Par ailleurs, si les portes du train ne peuvent plus se refermer à cause d’un dysfonctionnement, les agents en gare ne sont ni formés ni habilités à intervenir sur le matériel roulant. Seul le conducteur peut agir sur le système de portes (et j’ajouterais même que positionner des conducteurs ou des agents de maintenance dans chaque gare « au cas où » n’étant pas possible, c’est donc bien le conducteur du train concerné qui doit intervenir).
Concernant le choix qui peut être fait de supprimer un train : au‑delà d’un certain retard, si on laisse le train continuer sa mission, alors on prend le risque que le retard se propage en ricochet sur tout son roulement. Imaginons par exemple qu’un train enchaîne toute la journée des missions Creil > Corbeil, puis Corbeil > Creil…, chacune de ces missions risque alors de circuler en retard.
Par ailleurs, quand un train ne circule plus à l’heure prévue dans le graphique des circulations, en cas de conflit de circulation avec d’autres trains, le choix peut être fait de prioriser l’autre train, ce qui peut encore augmenter son retard.

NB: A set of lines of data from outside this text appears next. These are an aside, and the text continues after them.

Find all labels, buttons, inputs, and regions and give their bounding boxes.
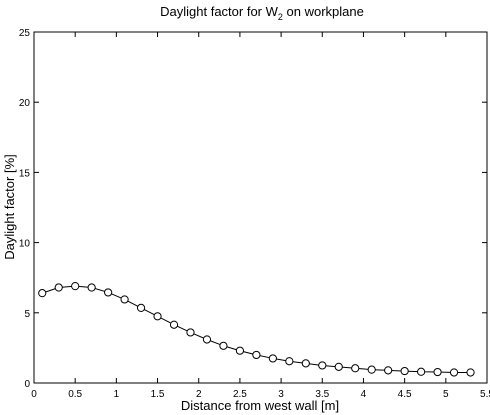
x-tick-label: 5 (443, 389, 449, 400)
x-tick-label: 0.5 (68, 389, 82, 400)
data-point (186, 328, 195, 337)
data-point (235, 346, 245, 355)
y-tick-labels: 0 5 10 15 20 25 (19, 28, 31, 390)
data-point (153, 312, 162, 321)
data-point (417, 367, 426, 376)
data-point (219, 341, 228, 350)
data-point (54, 283, 63, 292)
data-point (169, 320, 179, 329)
data-point (38, 289, 47, 298)
x-tick-labels: 0 0.5 1 1.5 2 2.5 3 3.5 4 4.5 5 5.5 (31, 389, 490, 400)
data-point (351, 364, 360, 373)
data-point (301, 359, 310, 368)
x-tick-label: 5.5 (480, 389, 490, 400)
data-point (449, 368, 459, 377)
y-tick-label: 0 (24, 379, 30, 390)
x-tick-label: 1.5 (151, 389, 165, 400)
data-point (87, 283, 96, 292)
data-point (202, 335, 212, 344)
data-point (285, 357, 294, 366)
x-tick-label: 3 (278, 389, 284, 400)
y-tick-label: 25 (19, 28, 31, 39)
data-point (120, 295, 129, 304)
data-point (433, 367, 442, 377)
data-point (367, 365, 376, 374)
data-point (71, 282, 80, 291)
x-tick-label: 3.5 (315, 389, 329, 400)
y-tick-label: 15 (19, 168, 31, 179)
y-tick-label: 20 (19, 98, 31, 109)
x-tick-label: 0 (31, 389, 37, 400)
data-point (252, 350, 261, 360)
chart-title: Daylight factor for W2 on workplane (160, 4, 364, 22)
data-point (400, 366, 409, 376)
x-tick-label: 4.5 (398, 389, 412, 400)
data-point (104, 288, 113, 297)
plot-area (33, 31, 488, 384)
series-line (42, 285, 471, 373)
y-axis-label: Daylight factor [%] (2, 154, 17, 260)
x-axis-label: Distance from west wall [m] (181, 398, 339, 413)
x-tick-label: 4 (361, 389, 367, 400)
data-point (268, 354, 277, 363)
x-tick-label: 1 (114, 389, 120, 400)
y-tick-label: 5 (24, 309, 30, 320)
data-point (466, 368, 475, 377)
axis-ticks (33, 31, 488, 384)
data-point (318, 361, 327, 370)
x-tick-label: 2.5 (233, 389, 247, 400)
data-point (136, 303, 146, 312)
data-point (334, 362, 343, 371)
x-tick-label: 2 (196, 389, 202, 400)
series-markers (38, 282, 475, 377)
y-tick-label: 10 (19, 239, 31, 250)
data-point (384, 366, 393, 375)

Dans certains cas, les équipes du Centre Opérationnel peuvent décider d’opérer ce que l’on appelle un « croisement », c’est-à-dire utiliser les rames et l’agent de conduite d’un autre train (en gros, on « échange » les trains) afin d’assurer la mission à l’heure. Mais pour cela, il faut qu’une rame et qu’un conducteur soient disponibles au bon endroit et que cela ne crée pas d’autres contraintes sur l’exploitation.
Vu de votre trajet, la suppression peut sembler pénalisante, je le comprends bien. Mais l’objectif de ces choix est de limiter au maximum l’impact global pour l’ensemble des voyageurs de la ligne.